From Abraham’s tent (Gen. 18:1-8) through Paul’s letter to the Romans (Rom. 12:13), the biblical witness calls for us to “practice hospitality.” Hospitality—caring for strangers, the sick, the disability, the poor and those at risk— is central to the nature and mission of the faith community.
The church expressed this commitment with the founding the earliest hospitals and establishing hostels. Hospitality was at the core of the Christian identity.
So, why isn’t America’s growing health care crisis front and center of the church’s agenda? Why isn’t accessible and affordable health care for all Americans a non-negotiable moral issue in the public square for people of faith?
With so many politicians playing clergy and clergy playing politicians, one would think that solving the nation’s health care crisis would be the most important national issue.
Perhaps the reason it is not has to do with the Christian community’s lack of self-differentiation. Rather than being in society and giving witness to a unique way of living, we let society’s values and agenda determine our values and agenda. Blurring the distinction between a secular political agenda and the church’s authentic mission, we fail to do what we should.

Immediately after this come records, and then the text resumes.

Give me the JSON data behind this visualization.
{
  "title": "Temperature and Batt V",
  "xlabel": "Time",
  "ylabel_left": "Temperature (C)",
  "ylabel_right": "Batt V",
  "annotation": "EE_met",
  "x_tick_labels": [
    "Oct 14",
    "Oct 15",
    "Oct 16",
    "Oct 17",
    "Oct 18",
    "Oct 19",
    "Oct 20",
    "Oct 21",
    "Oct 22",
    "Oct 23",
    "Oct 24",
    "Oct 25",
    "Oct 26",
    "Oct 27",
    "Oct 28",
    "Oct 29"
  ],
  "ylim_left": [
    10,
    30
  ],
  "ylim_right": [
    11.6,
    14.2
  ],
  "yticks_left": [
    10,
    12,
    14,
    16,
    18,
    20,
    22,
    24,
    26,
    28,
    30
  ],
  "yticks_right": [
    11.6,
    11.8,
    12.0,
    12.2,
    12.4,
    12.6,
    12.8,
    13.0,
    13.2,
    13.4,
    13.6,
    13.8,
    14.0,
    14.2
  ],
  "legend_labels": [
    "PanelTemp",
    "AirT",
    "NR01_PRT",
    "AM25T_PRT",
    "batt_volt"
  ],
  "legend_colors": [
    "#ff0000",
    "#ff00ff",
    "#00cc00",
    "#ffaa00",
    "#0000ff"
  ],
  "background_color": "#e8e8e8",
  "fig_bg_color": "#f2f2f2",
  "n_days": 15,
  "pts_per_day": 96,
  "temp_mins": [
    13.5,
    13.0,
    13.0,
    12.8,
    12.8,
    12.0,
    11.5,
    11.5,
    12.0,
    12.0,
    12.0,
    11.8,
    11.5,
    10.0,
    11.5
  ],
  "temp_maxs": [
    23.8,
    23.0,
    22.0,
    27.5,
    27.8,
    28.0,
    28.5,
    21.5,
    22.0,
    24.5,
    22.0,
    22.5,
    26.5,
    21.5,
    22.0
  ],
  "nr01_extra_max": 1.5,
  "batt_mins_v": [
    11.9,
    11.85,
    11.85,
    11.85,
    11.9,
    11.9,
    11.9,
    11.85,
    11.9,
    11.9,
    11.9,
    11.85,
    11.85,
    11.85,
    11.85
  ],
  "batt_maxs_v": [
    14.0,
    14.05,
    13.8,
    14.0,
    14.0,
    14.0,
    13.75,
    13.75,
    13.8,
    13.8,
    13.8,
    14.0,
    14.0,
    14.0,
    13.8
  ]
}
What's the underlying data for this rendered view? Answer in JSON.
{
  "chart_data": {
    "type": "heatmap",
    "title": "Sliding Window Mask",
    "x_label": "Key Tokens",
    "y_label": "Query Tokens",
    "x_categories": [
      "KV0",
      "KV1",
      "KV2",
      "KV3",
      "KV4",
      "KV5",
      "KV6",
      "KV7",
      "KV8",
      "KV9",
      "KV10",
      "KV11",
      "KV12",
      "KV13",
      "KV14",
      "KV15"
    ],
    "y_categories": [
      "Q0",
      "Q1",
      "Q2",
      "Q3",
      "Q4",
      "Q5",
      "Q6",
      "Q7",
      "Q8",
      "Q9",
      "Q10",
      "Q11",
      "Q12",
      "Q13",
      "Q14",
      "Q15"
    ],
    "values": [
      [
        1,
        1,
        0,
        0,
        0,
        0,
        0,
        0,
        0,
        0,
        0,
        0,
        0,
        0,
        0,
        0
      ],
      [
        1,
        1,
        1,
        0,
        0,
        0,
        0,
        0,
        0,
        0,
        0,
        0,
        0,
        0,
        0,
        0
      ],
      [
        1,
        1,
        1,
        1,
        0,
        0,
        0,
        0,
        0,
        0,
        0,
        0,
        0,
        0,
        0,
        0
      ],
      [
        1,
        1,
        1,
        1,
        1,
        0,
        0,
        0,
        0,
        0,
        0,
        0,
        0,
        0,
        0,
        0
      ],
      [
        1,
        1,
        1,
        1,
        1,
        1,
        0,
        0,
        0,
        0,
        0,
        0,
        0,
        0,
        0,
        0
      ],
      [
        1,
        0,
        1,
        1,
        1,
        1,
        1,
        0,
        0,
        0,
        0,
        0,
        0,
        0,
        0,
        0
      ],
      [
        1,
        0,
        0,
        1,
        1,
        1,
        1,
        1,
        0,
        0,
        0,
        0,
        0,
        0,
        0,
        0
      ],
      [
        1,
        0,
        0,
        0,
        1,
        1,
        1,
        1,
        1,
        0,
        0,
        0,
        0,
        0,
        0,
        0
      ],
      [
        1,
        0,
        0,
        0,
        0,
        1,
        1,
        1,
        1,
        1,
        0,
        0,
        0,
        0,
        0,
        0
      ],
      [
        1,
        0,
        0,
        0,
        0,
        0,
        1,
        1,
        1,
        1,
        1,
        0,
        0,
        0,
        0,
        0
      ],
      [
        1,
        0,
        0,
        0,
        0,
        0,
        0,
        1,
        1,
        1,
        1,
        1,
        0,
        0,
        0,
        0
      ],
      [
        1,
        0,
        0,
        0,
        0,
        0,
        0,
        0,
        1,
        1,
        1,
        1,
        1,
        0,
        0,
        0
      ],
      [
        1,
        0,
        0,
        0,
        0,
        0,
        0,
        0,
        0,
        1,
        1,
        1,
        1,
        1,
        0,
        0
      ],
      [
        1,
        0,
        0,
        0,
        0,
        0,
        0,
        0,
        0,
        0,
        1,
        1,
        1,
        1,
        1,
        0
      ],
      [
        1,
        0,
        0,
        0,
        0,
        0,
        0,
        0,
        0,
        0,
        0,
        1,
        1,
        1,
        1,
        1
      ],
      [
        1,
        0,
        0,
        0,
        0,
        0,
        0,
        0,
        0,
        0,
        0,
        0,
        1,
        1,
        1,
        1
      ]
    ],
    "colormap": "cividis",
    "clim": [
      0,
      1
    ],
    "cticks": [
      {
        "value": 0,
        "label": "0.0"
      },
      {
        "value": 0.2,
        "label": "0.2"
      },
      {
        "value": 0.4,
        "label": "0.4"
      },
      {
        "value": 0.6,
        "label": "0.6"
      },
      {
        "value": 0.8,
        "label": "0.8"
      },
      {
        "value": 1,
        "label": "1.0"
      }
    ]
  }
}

As I understand my form of leukemia, acute promyelocytic leukemia (APL), it results from white blood cells failing to self-differentiate. Instead of maturing and performing their intended purpose, these cells remain immature and reproduce uncontrollably, failing to fight inflection and resulting in ill-health.
Gratefully, in no small measure due to health insurance, I have treatment designed to cause these flawed cells to mature and pursue their intended mission.
I wish America’s faith community had such a treatment plan, leaving behind its ill-health and prioritizing the practice of hospitality so that all God’s children received good health care.
Robert Parham is the executive director of the Baptist Center for Ethics.